Judgment granted in favour of the plaintiff for: (a) US$58,500 or its equivalent at the intermarket bank rate; (b) Interest on the said sum at the prescribed rate from 31 December 2013 to the date of payment in full; and (c) Costs of suit on a legal practitioner and client scale.
The running of prescription is interrupted by an express or tacit acknowledgement of liability by the debtor in terms of section 18 of the Prescription Act. When prescription is interrupted by acknowledgement of debt, prescription commences to run afresh from the date on which the parties postpone the due date of the debt. Where a defendant fails to specifically challenge allegations in pleadings, particularly regarding extension of payment terms, those facts must be taken as admitted in accordance with Rule 104(2) of the High Court Rules and the principle established in Fawcett Security Operations (Pvt) Ltd v Director of Customs and Excise 1993 (2) 121 (S) that what is not denied in affidavits must be taken to be admitted.

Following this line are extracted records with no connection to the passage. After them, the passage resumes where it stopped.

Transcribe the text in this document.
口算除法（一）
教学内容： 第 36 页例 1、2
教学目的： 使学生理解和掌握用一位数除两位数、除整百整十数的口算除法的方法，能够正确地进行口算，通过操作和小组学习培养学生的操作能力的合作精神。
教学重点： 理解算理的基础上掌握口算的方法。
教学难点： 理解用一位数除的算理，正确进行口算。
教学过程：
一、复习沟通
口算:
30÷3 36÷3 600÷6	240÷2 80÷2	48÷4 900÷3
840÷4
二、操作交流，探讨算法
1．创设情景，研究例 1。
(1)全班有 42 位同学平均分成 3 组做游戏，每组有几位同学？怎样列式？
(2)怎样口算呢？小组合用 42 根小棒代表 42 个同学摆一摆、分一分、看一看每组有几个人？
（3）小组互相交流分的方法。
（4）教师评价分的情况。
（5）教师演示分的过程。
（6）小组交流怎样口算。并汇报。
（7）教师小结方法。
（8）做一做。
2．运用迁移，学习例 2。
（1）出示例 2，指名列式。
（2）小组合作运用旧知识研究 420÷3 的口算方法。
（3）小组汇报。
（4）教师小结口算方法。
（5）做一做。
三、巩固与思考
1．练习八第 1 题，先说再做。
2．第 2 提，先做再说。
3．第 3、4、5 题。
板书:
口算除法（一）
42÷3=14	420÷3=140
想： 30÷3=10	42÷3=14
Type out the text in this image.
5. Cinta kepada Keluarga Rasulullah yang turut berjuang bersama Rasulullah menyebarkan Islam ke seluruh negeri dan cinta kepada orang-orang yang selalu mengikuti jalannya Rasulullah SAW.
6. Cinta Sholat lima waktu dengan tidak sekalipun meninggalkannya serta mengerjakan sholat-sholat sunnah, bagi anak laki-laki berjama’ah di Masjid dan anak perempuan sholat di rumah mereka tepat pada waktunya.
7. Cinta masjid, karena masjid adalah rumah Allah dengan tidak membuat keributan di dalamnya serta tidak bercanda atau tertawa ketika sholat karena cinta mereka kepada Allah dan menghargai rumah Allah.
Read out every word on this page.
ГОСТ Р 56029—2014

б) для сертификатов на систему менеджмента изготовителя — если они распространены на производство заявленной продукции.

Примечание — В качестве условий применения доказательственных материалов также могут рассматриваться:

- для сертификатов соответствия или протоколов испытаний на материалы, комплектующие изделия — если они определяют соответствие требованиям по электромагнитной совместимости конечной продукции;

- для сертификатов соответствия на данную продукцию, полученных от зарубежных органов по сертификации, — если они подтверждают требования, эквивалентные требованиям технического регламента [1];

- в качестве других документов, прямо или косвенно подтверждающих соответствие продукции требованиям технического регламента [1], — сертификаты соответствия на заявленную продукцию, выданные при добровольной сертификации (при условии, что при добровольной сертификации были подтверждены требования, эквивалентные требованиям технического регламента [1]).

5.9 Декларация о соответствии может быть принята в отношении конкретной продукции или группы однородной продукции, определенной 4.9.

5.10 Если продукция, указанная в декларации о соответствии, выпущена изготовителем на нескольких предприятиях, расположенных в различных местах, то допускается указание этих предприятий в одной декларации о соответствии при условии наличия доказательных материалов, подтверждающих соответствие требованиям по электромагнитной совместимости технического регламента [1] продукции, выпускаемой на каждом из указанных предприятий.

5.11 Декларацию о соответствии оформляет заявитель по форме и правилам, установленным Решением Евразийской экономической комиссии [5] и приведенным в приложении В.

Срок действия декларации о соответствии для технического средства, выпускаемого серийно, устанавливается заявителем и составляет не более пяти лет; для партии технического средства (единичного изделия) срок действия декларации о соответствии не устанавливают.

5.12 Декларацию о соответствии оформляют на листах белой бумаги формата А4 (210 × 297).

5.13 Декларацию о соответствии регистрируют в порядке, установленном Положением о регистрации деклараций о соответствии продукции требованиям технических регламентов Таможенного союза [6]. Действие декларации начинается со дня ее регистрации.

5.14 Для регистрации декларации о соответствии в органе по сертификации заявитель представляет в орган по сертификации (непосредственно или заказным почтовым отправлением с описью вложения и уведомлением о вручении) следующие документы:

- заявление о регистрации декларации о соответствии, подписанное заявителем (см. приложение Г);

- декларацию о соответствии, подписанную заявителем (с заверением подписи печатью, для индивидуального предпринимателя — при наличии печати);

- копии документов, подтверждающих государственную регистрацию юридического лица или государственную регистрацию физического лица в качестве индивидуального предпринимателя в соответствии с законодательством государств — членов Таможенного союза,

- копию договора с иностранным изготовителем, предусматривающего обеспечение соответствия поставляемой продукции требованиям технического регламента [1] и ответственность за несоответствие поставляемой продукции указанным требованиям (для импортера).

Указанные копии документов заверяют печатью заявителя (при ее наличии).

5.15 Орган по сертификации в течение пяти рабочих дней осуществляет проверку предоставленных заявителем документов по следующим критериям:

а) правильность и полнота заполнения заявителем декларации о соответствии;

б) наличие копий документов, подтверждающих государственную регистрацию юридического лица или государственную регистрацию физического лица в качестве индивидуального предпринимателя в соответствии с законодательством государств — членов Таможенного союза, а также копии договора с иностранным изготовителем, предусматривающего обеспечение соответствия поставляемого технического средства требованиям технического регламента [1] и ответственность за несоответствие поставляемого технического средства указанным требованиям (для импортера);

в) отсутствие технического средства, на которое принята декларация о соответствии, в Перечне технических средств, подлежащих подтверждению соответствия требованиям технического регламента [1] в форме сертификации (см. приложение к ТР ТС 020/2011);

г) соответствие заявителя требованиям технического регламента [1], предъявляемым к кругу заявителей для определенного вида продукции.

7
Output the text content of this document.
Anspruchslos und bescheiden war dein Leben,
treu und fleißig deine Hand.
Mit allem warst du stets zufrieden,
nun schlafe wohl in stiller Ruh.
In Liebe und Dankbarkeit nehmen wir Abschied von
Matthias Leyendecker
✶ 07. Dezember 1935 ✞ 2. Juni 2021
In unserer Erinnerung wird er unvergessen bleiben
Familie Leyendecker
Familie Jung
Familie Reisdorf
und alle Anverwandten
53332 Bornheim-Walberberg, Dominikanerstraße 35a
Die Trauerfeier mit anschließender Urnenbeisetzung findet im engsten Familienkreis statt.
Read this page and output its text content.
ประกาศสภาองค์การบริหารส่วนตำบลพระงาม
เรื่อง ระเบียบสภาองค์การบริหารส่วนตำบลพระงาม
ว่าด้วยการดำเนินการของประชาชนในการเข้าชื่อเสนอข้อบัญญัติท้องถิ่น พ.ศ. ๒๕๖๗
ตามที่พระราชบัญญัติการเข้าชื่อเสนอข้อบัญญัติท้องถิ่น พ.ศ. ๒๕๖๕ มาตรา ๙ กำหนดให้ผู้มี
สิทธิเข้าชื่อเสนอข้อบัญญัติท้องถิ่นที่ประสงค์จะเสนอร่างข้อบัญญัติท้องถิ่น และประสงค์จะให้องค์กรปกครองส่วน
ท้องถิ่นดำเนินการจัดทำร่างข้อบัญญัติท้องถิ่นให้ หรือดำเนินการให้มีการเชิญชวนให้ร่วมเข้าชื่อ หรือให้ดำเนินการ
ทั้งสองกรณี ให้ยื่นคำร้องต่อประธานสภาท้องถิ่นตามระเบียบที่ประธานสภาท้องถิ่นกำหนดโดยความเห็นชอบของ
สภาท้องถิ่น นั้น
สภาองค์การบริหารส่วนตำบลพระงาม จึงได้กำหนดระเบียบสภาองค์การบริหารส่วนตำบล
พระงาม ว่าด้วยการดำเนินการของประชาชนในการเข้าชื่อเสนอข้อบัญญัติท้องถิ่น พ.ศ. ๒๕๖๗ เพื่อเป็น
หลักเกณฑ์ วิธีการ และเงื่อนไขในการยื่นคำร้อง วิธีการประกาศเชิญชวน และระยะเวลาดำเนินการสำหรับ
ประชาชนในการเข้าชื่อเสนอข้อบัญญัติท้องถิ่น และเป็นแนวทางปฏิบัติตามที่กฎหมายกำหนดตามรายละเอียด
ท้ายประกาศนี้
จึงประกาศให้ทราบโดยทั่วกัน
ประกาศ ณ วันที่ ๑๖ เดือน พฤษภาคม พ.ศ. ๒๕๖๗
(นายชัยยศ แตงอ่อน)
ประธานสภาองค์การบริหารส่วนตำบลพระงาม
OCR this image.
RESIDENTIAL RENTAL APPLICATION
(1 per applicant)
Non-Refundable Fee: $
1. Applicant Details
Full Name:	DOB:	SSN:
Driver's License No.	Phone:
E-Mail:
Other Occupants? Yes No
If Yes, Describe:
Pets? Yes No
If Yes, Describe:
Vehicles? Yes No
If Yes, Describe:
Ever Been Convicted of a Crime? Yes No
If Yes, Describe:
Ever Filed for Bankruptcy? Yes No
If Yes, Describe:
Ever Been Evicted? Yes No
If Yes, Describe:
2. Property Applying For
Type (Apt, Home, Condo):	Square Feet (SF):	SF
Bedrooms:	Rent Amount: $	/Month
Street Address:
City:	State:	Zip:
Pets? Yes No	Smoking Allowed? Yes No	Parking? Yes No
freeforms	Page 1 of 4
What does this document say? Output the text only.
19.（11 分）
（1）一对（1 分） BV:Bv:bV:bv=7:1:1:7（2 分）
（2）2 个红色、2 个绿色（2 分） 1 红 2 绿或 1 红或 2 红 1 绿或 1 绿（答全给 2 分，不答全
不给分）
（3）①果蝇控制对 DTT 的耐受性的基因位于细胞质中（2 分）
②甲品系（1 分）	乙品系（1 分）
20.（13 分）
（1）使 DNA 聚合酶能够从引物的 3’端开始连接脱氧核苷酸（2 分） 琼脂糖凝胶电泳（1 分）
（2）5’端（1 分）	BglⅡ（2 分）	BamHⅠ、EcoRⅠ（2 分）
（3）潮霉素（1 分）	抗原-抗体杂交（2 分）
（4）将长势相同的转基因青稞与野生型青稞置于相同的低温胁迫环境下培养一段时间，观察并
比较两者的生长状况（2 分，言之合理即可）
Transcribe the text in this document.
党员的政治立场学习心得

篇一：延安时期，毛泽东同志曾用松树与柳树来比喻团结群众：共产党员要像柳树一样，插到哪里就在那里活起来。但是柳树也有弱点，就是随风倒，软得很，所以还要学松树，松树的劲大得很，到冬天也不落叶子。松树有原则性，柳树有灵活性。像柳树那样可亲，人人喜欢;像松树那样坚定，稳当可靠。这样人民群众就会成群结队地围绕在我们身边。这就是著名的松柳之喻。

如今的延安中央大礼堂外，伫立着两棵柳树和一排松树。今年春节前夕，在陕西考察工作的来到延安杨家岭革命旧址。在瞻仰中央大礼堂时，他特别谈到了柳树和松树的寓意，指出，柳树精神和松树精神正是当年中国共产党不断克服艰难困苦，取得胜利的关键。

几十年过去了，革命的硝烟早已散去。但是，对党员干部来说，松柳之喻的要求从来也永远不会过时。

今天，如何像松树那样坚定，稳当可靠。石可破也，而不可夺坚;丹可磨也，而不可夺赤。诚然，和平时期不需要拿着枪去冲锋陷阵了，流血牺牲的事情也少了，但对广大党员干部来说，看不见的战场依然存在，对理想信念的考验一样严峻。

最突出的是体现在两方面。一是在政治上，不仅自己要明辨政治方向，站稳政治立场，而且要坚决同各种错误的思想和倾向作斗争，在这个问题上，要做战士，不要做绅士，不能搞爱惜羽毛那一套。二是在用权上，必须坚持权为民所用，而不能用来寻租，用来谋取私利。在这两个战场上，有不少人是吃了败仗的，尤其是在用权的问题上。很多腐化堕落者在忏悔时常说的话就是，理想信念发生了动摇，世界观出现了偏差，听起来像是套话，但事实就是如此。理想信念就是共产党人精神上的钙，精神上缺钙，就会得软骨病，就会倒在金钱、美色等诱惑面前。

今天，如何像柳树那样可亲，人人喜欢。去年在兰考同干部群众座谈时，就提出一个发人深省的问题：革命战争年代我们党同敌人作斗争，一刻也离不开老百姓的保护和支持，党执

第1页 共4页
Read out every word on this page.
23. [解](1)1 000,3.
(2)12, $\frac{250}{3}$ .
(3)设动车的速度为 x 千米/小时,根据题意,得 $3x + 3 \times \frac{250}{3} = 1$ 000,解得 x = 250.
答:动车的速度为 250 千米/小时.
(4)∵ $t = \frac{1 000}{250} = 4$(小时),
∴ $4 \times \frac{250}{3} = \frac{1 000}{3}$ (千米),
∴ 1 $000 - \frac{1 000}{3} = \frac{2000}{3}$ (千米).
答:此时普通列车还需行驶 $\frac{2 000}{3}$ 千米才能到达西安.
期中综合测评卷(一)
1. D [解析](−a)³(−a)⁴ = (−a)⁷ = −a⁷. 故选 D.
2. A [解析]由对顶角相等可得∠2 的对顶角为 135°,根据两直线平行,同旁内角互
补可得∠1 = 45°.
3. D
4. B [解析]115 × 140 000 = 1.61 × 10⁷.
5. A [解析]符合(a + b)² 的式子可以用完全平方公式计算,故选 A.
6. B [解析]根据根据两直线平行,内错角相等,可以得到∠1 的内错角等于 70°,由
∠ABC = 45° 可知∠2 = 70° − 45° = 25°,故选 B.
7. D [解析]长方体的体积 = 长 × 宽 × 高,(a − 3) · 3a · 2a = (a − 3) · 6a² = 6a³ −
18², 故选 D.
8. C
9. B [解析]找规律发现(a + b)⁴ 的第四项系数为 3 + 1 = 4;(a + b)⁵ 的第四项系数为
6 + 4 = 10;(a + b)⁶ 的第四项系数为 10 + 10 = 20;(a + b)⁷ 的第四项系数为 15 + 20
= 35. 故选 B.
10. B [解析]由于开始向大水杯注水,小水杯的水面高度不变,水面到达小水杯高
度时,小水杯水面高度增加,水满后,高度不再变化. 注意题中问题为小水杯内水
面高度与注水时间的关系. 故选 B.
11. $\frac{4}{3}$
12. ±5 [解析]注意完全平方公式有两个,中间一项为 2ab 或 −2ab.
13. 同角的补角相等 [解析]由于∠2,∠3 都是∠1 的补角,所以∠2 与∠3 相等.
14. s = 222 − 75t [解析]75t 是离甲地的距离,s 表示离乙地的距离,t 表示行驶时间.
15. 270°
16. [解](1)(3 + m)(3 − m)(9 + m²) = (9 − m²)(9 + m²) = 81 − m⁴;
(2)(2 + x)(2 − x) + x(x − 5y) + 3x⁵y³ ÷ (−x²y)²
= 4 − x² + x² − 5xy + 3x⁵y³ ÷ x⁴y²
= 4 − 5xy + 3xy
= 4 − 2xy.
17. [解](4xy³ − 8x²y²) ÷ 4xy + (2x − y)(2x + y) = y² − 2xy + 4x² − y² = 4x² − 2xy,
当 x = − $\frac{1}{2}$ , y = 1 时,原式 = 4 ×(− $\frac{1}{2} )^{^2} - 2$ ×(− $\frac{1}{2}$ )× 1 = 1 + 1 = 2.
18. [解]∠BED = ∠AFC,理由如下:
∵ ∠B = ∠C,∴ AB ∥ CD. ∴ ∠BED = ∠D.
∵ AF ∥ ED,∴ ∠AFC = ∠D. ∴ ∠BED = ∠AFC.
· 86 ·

The court noted the defendant's inconsistencies between her pleadings and her evidence at trial, particularly regarding whether she signed the acknowledgement of debt (initially denied in pleadings but admitted at trial) and whether delivery was made to her (initially denied but not challenged at trial). The court also observed that the defendant admitted at the pre-trial conference that she owed the plaintiff US$58,500, subject only to the resolution of the prescription issue. These inconsistencies appeared to affect the court's assessment of the defendant's credibility, though the court did not make express findings on credibility, instead relying on the objective evidence and the legal principles regarding deemed admissions.
This case demonstrates the application of the Prescription Act in Zimbabwean law, particularly section 18 dealing with interruption of prescription by acknowledgement of debt. It reinforces the principle that an express acknowledgement of liability by a debtor interrupts the running of prescription and causes prescription to commence running afresh from the new due date agreed upon by the parties. The case also illustrates the application of the common law principle that matters not specifically denied in pleadings are deemed admitted, and emphasizes the importance of consistency between pleadings and evidence at trial.